Becoming An Empowered Actor

SERIES PART 1

*Don’t read if you aren’t down with some cursing*

In an industry that often feels like a locked and gated community that we as actors aren’t holding the keys for, can sometimes feel like a sh*t place to live and work in. Any underdog energy and naive wide eyed gratefulness we are carrying for any “opportunity” that comes our way can be difficult for us to recognize.

We love this craft.

The high we feel when an audition invite comes in and the exhilaration of BOOKING the job is unmatched by most anything else we’ve experienced. Being a member of a “set family”, exploring the script and creating character gifts a surreal freedom and some pure f*cking creative joy. 

As I look back on my career thus far, there are some things I would do differently. In this series, let’s talk about an agent meeting that I had back when the film Manchester By The Sea was released. A friend of mine, and fellow actor, who was currently on this particular agency’s roster was kind enough to refer me to them. I had been working on commercials, industrials and indy films for years and now I had booked a supporting role in an Academy Award winning film. I had joined SAG, I had built and fostered relationships over the years with casting directors and I was constantly learning, training and growing in my craft.

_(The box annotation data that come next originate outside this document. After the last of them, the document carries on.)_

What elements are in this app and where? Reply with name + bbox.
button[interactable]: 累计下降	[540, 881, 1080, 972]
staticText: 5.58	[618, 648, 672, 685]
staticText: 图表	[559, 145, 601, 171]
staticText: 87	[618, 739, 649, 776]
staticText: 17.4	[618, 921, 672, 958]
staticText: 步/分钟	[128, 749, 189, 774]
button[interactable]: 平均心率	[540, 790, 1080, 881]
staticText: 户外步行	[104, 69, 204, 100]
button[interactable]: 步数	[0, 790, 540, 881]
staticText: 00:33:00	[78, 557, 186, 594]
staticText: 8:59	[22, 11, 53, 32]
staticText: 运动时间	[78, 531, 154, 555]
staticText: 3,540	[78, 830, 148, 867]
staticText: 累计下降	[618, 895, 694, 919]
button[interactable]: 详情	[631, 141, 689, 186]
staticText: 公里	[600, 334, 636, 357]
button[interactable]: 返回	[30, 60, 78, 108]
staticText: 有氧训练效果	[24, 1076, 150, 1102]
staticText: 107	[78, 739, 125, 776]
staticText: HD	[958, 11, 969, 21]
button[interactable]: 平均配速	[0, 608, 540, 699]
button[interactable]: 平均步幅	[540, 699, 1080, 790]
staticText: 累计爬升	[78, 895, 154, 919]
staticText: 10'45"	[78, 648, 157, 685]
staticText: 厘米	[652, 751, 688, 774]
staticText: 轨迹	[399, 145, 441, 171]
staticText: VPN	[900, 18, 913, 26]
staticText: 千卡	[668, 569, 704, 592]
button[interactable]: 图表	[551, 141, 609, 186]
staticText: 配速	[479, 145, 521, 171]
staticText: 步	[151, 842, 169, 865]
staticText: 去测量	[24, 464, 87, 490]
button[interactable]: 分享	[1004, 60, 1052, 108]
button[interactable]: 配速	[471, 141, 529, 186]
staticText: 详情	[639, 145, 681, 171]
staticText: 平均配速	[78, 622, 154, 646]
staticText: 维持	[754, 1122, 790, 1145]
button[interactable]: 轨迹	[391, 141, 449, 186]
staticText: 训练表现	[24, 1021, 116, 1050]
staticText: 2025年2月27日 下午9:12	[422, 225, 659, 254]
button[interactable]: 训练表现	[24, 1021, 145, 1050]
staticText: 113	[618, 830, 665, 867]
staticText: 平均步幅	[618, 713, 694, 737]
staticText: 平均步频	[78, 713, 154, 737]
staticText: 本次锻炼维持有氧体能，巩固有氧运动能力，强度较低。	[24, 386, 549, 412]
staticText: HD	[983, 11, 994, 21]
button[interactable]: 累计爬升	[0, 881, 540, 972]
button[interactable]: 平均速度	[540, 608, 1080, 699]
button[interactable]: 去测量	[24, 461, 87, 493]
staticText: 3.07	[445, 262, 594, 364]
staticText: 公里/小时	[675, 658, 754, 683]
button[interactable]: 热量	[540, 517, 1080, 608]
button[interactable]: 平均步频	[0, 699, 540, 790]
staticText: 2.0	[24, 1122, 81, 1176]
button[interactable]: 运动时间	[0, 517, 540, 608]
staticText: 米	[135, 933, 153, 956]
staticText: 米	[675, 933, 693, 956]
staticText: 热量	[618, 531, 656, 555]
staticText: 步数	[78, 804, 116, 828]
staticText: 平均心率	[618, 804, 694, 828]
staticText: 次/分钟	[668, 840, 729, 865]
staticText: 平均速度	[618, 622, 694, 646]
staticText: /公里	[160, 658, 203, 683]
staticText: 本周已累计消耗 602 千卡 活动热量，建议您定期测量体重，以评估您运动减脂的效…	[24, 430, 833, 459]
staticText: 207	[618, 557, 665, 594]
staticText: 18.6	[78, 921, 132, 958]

This meeting must have gone excellent and I was asked to sign with them immediately, right?

Wrong.

It didn’t go well at all. I left there thinking that they weren’t going to sign me and I was right.

So what happened?

A few things, beginning with me being cloaked in underdog energy. “What? A larger agency in New York wanted to meet with ME?” If only time travel was possible and I could go back and grab the woman I was by the shoulders and look her dead in the eye, tell her “Tits up!” and list off the track record of work and accomplishments she had garnered so far in the face of far less than ideal circumstances. But alas, here we are.

I’m an introvert and can be what some might consider quiet and shy when I first meet someone. Throw in a few glasses of wine and I have the confidence of Amy Schumer at stand-up, but alas no wine is served at these kinds of meetings so after falling flat on my ass at this one I learned a very valuable lesson.

I had to get on my own team.

I had to make a list of everything I was already bringing to the table. Your reps are a part of YOUR team. Talent meetings are very much you interviewing them as much as they are interviewing you. I simply didn’t have the experience to grasp this, yet. 

Now with the benefit of hindsight and multiple successful talent agent and manager meetings under my belt, I have some insight to share if you are searching for some on this topic.

First and foremost, get on your own team. Empower yourself by listing out everything you already bring to the table. 

1. Your training.

What are you consistently doing to elevate and develop your craft? All great actors never stop training and learning. Have a list of your recent classes and workshops to discuss.

2. Your relationships with casting directors.

Be prepared to talk about what offices call you in regularly and which casting directors you are building relationships with through workshops and email updates when you have new materials or bookings to share.

3. Your goals.

Is it to book your first co-star? Is your goal to move on from co-stars to guest star and/or recurring? Series regular? Film?

 Don’t have clear goals outlined, yet? 

You can’t plan out a route if you don’t have a destination.

Seriously, reflect on them today and write them down. You need this information. Be prepared to discuss shows you believe you are a fit for that are shooting in your target market and also what types of roles you see yourself playing.

4. Have your questions ready.

Here is a list of some examples for you.

I hope this helps and that any upcoming talent rep meetings go excellent for you.

I also hope you do your art today. Empower yourself with recognizing that you never need an invite from someone else to create. Practice a monologue, create a self-tape, write a short scene, write a short film, film a scene using three camera angles using just the camera on your phone and a tripod, edit it together in Imovie, the possibilities are as limitless as the infinite galaxy of creativity that you already possess.